When will a newborn start sleeping longer?
Noticeable changes in the sleep patterns of a newborn happen gradually. Infants won’t sleep through the night until they’re around 5 months old or weigh roughly 12 pounds. By then, their stomach has grown in size a bit. Since there’s so much variation between babies, however, this may not occur until they’re closer to 1.
When your little one’s ready for bed, they send signals to let you know. Eye rubbing, yawning, fussiness, and crying are all indications of tiredness.
To regulate the sleep patterns of a newborn, it’s important to create a bedtime routine. Experts recommend placing them in their crib before they actually fall asleep. Once they become accustomed to falling asleep in your arms, they may resist doing it any other way.

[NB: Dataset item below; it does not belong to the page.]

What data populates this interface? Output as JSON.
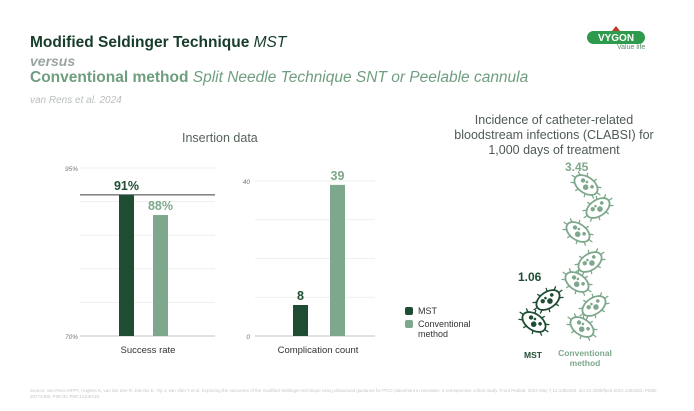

Further encourage their independence by waiting a few minutes to respond to a fussy baby. It teaches them to fall back asleep on their own. If the crying continues, check on them, but avoid turning on the light, playing with them, or picking them up.
You can also help trigger their circadian rhythm by opening the blinds in the morning to let the light in. It boosts melatonin production and allows them to make the connection between daylight and waking up.
Lastly, a quiet, relaxing activity prepares them for bedtime. Give your infant a warm bath, breastfeed them, or read them a book in a soothing voice.
Bear in mind that building a routine sleep schedule for them requires time. Don’t compare the sleep patterns of a newborn to those of adults or even other children, as everyone is different. Remain patient and before you know it, both you and your baby will be able to get a good night’s rest every night.